The world's largest dedicated security company, McAfee, Inc., unveiled today the industry's first service designed to help organizations securely deploy virtualization technologies. McAfee(R) Foundstone(R) Professional Services also outlined a set of security guidelines covering people, processes and technology to educate enterprises adopting virtualization technologies, as part of its strategy to provide the most complete solution for secure virtualization.
McAfee Foundstone Professional Services helps enterprises create, deploy and maintain virtual infrastructure with the highest possible security. Foundstone consultants help identify and mitigate the risk to a virtual infrastructure by reviewing the people, processes and technology surrounding this virtual deployment. Because it can deliver significant business benefits for customers: reducing capital and operating expenses, assuring business continuity, strengthening security, and going green, Virtualization is generating global momentum.
However, the security implications of adding virtual machines to a corporate environment also need careful consideration. Only 12 percent said they had put strategies in place to protect their virtual machines, in a 2007 InformationWeek survey of IT professionals.

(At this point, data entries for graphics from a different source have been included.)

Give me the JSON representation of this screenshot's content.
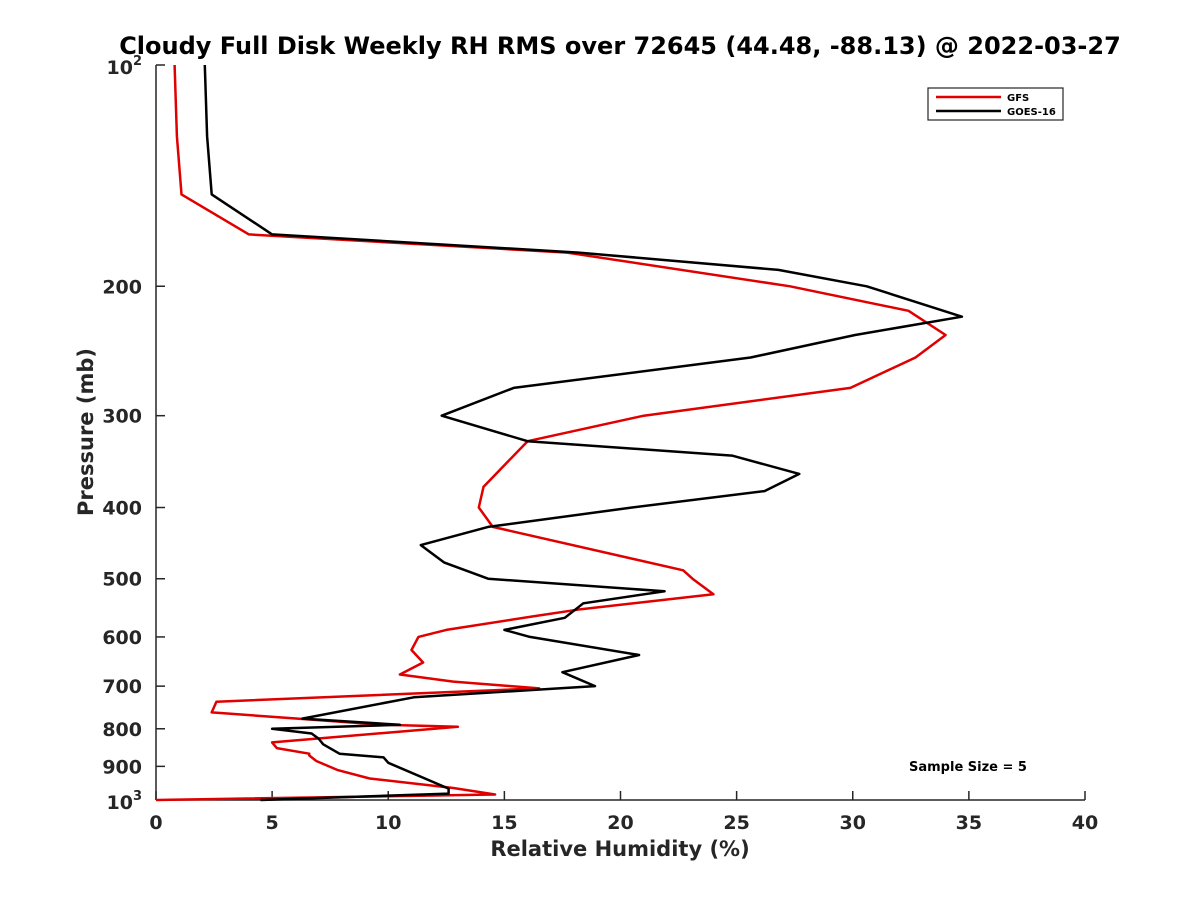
{
  "chart_data": {
    "type": "line",
    "title": "Cloudy Full Disk Weekly RH RMS over 72645 (44.48, -88.13) @ 2022-03-27",
    "xlabel": "Relative Humidity (%)",
    "ylabel": "Pressure (mb)",
    "xlim": [
      0,
      40
    ],
    "ylim": [
      100,
      1000
    ],
    "y_scale": "log",
    "y_reversed": true,
    "x_ticks": [
      0,
      5,
      10,
      15,
      20,
      25,
      30,
      35,
      40
    ],
    "y_ticks": [
      {
        "value": 100,
        "base": "10",
        "exp": "2"
      },
      {
        "value": 200,
        "label": "200"
      },
      {
        "value": 300,
        "label": "300"
      },
      {
        "value": 400,
        "label": "400"
      },
      {
        "value": 500,
        "label": "500"
      },
      {
        "value": 600,
        "label": "600"
      },
      {
        "value": 700,
        "label": "700"
      },
      {
        "value": 800,
        "label": "800"
      },
      {
        "value": 900,
        "label": "900"
      },
      {
        "value": 1000,
        "base": "10",
        "exp": "3"
      }
    ],
    "grid": false,
    "legend_position": "top-right",
    "annotation": "Sample Size = 5",
    "series": [
      {
        "name": "GFS",
        "color": "#e00000",
        "points": [
          [
            0.8,
            100
          ],
          [
            0.9,
            125
          ],
          [
            1.1,
            150
          ],
          [
            4.0,
            170
          ],
          [
            17.7,
            180
          ],
          [
            27.3,
            200
          ],
          [
            32.4,
            216
          ],
          [
            34.0,
            233
          ],
          [
            32.7,
            250
          ],
          [
            29.9,
            275
          ],
          [
            21.0,
            300
          ],
          [
            16.0,
            325
          ],
          [
            14.1,
            375
          ],
          [
            13.9,
            400
          ],
          [
            14.5,
            425
          ],
          [
            22.7,
            487
          ],
          [
            23.1,
            500
          ],
          [
            24.0,
            525
          ],
          [
            18.3,
            550
          ],
          [
            16.3,
            562
          ],
          [
            12.5,
            587
          ],
          [
            11.3,
            600
          ],
          [
            11.0,
            625
          ],
          [
            11.5,
            650
          ],
          [
            10.5,
            675
          ],
          [
            12.8,
            690
          ],
          [
            16.5,
            705
          ],
          [
            2.6,
            735
          ],
          [
            2.4,
            760
          ],
          [
            9.8,
            790
          ],
          [
            13.0,
            795
          ],
          [
            5.0,
            835
          ],
          [
            5.2,
            850
          ],
          [
            6.6,
            865
          ],
          [
            6.6,
            870
          ],
          [
            6.9,
            885
          ],
          [
            7.8,
            910
          ],
          [
            9.2,
            935
          ],
          [
            12.8,
            963
          ],
          [
            14.6,
            983
          ],
          [
            0.0,
            1000
          ]
        ]
      },
      {
        "name": "GOES-16",
        "color": "#000000",
        "points": [
          [
            2.1,
            100
          ],
          [
            2.2,
            125
          ],
          [
            2.4,
            150
          ],
          [
            5.0,
            170
          ],
          [
            18.2,
            180
          ],
          [
            26.8,
            190
          ],
          [
            30.6,
            200
          ],
          [
            34.7,
            220
          ],
          [
            30.1,
            233
          ],
          [
            25.6,
            250
          ],
          [
            15.4,
            275
          ],
          [
            12.3,
            300
          ],
          [
            16.0,
            325
          ],
          [
            24.8,
            340
          ],
          [
            27.7,
            360
          ],
          [
            26.2,
            380
          ],
          [
            20.5,
            400
          ],
          [
            14.3,
            425
          ],
          [
            11.4,
            450
          ],
          [
            12.4,
            475
          ],
          [
            14.3,
            500
          ],
          [
            21.9,
            520
          ],
          [
            18.4,
            540
          ],
          [
            17.6,
            565
          ],
          [
            15.0,
            587
          ],
          [
            16.1,
            600
          ],
          [
            20.8,
            635
          ],
          [
            17.5,
            670
          ],
          [
            18.9,
            700
          ],
          [
            11.1,
            725
          ],
          [
            6.3,
            775
          ],
          [
            10.5,
            790
          ],
          [
            5.0,
            800
          ],
          [
            6.7,
            812
          ],
          [
            7.0,
            825
          ],
          [
            7.2,
            840
          ],
          [
            7.9,
            865
          ],
          [
            9.8,
            875
          ],
          [
            10.0,
            890
          ],
          [
            12.6,
            965
          ],
          [
            12.6,
            980
          ],
          [
            4.5,
            1000
          ]
        ]
      }
    ]
  }
}
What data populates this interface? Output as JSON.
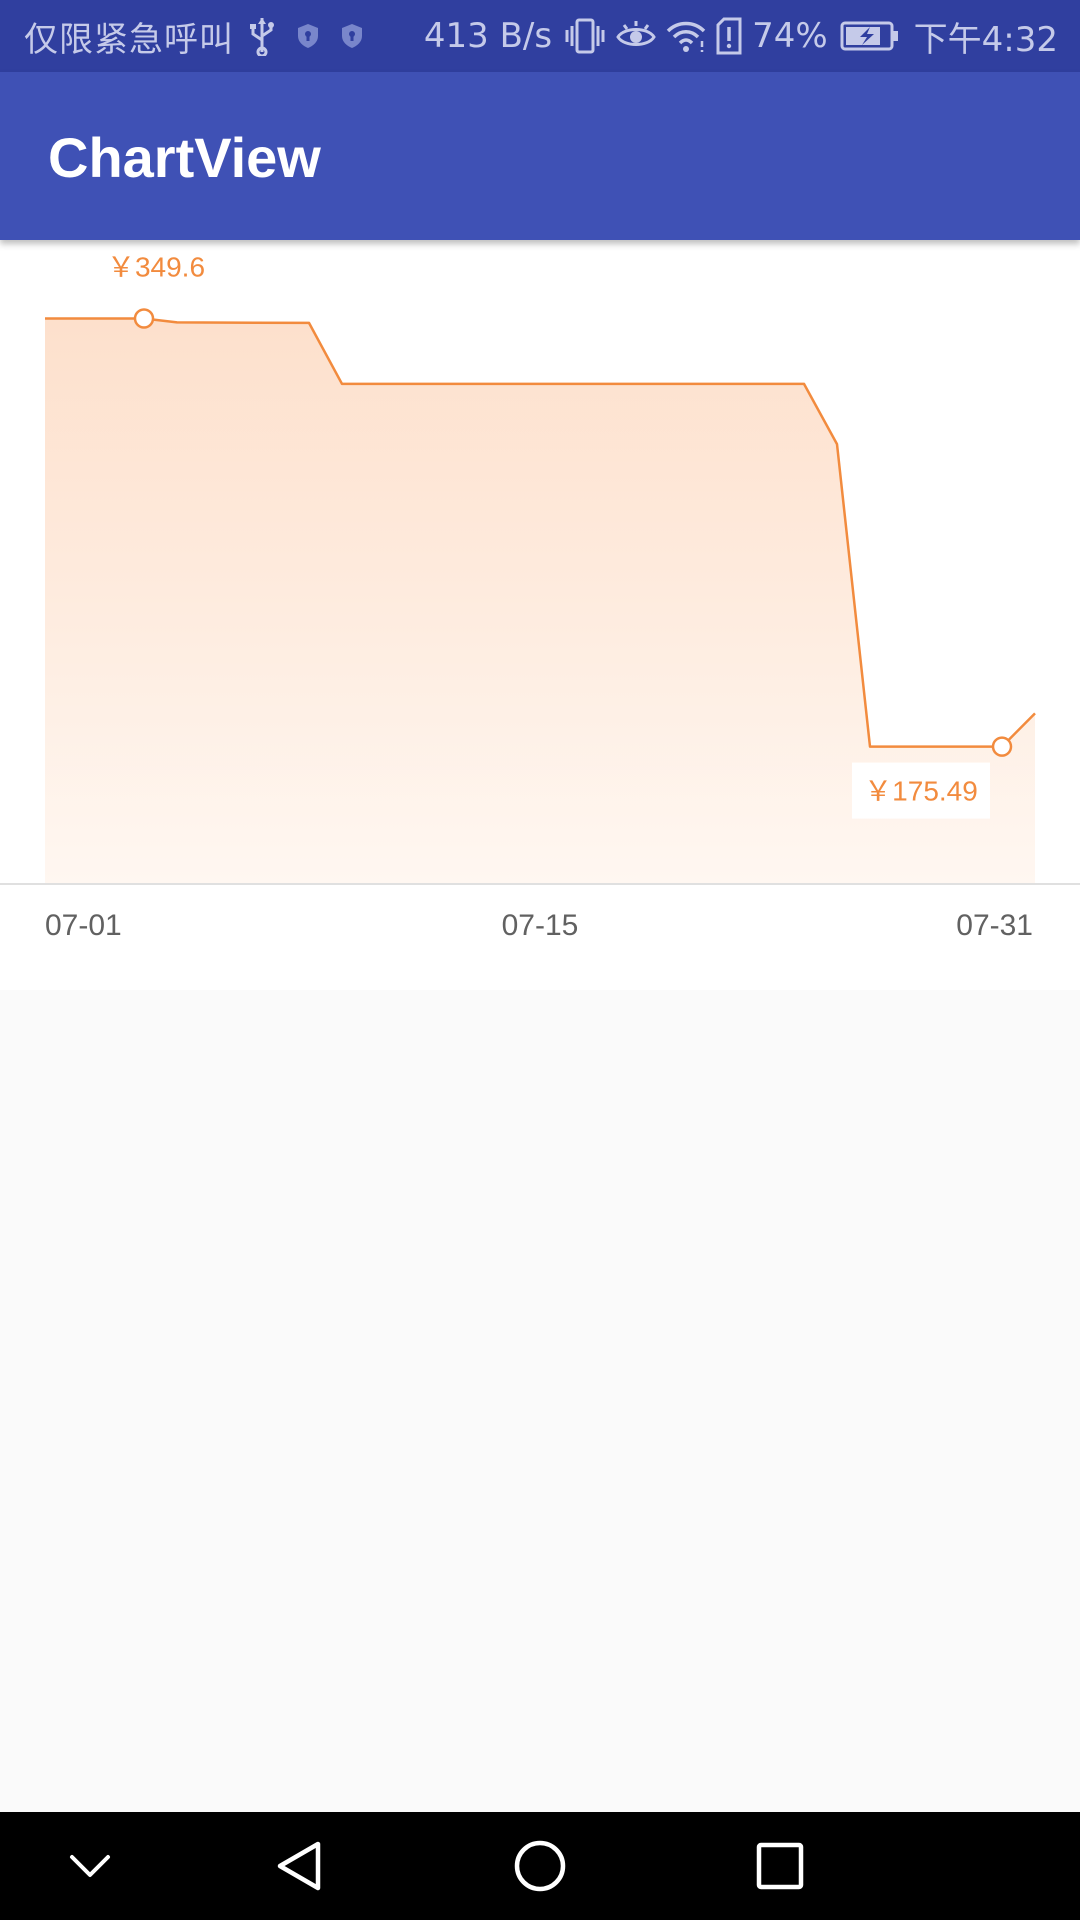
{
  "status_bar": {
    "carrier": "仅限紧急呼叫",
    "net_speed": "413 B/s",
    "battery_percent": "74%",
    "time": "下午4:32",
    "icons": [
      "usb-icon",
      "shield-icon",
      "shield-icon",
      "vibrate-icon",
      "eye-icon",
      "wifi-icon",
      "sim-alert-icon",
      "battery-charging-icon"
    ]
  },
  "app_bar": {
    "title": "ChartView"
  },
  "chart_data": {
    "type": "area",
    "x_tick_labels": [
      "07-01",
      "07-15",
      "07-31"
    ],
    "max_label": "￥349.6",
    "min_label": "￥175.49",
    "series": [
      {
        "color": "#f28b3e",
        "points": [
          {
            "x": 1,
            "y": 349.6
          },
          {
            "x": 4,
            "y": 349.6
          },
          {
            "x": 5,
            "y": 348.0
          },
          {
            "x": 9,
            "y": 347.8
          },
          {
            "x": 10,
            "y": 323.0
          },
          {
            "x": 24,
            "y": 323.0
          },
          {
            "x": 25,
            "y": 298.5
          },
          {
            "x": 26,
            "y": 175.49
          },
          {
            "x": 30,
            "y": 175.49
          },
          {
            "x": 31,
            "y": 189.0
          }
        ]
      }
    ],
    "xlim": [
      1,
      31
    ],
    "ylim": [
      120.0,
      362.0
    ],
    "fill_gradient": [
      "#fde0cc",
      "#fff7f1"
    ],
    "baseline_color": "#d6d6d6"
  },
  "nav_bar": {
    "buttons": [
      "hide-keyboard-icon",
      "back-icon",
      "home-icon",
      "recents-icon"
    ]
  }
}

Just as with physical systems, IT organizations using virtualization technologies must focus on people, processes and technological considerations associated with securing their operations. Some of the items enterprises need take note of when deploying virtualization technologies include:
-
Data protection. Just as with physical systems, users should consider what data will be stored on virtual systems. A breach may expose organizations to a disclosure threat. Virtual disks are typically stored on the host in an unprotected format, so encryption and strong access controls should be considered where appropriate.
-
Management controls need to be protected. Many virtual machine (VM) management Web consoles come with self-signed SSL certificates that should be replaced with certificates issued by trusted third parties, to prevent man-in-the-middle attacks. Also, just as with physical environments, organizations should understand the risk of exposing management interfaces to the Internet, or even extended populations of their own user base. The impact of management traffic being intercepted could be significant.
-
It is important to consider what access users have with respect to the host. To manage such provisioning and authorization it may be wise to create and designate new roles including virtual machine (VM) administrators, VM authors and VM users.
-
Administrators must understand the nuances and possible attacks on the systems they are deploying. While this is true in physical environments as well, virtualization technology has its own unique characteristics that add or change the attack surface. These must be understood given its role in the infrastructure.
-
Hardware or firmware changes on a physical machine could affect confidentiality, integrity and availability of the virtual machines running on that machine. On a similar note, tried and tested patch management techniques in use today may have to be augmented to deal with virtualized infrastructures. Organizations need to track what software, including applications, is installed on their physical and virtual systems and keep up with patches, including the virtualization software itself
-
Asset and inventory management. Organizations and administrators must always maintain control of the number of licenses in use especially as virtual machines are created, retired or duplicated.
-
Contingency planning and disaster recovery strategies can be optimized to gain significant synergies from virtualization deployments.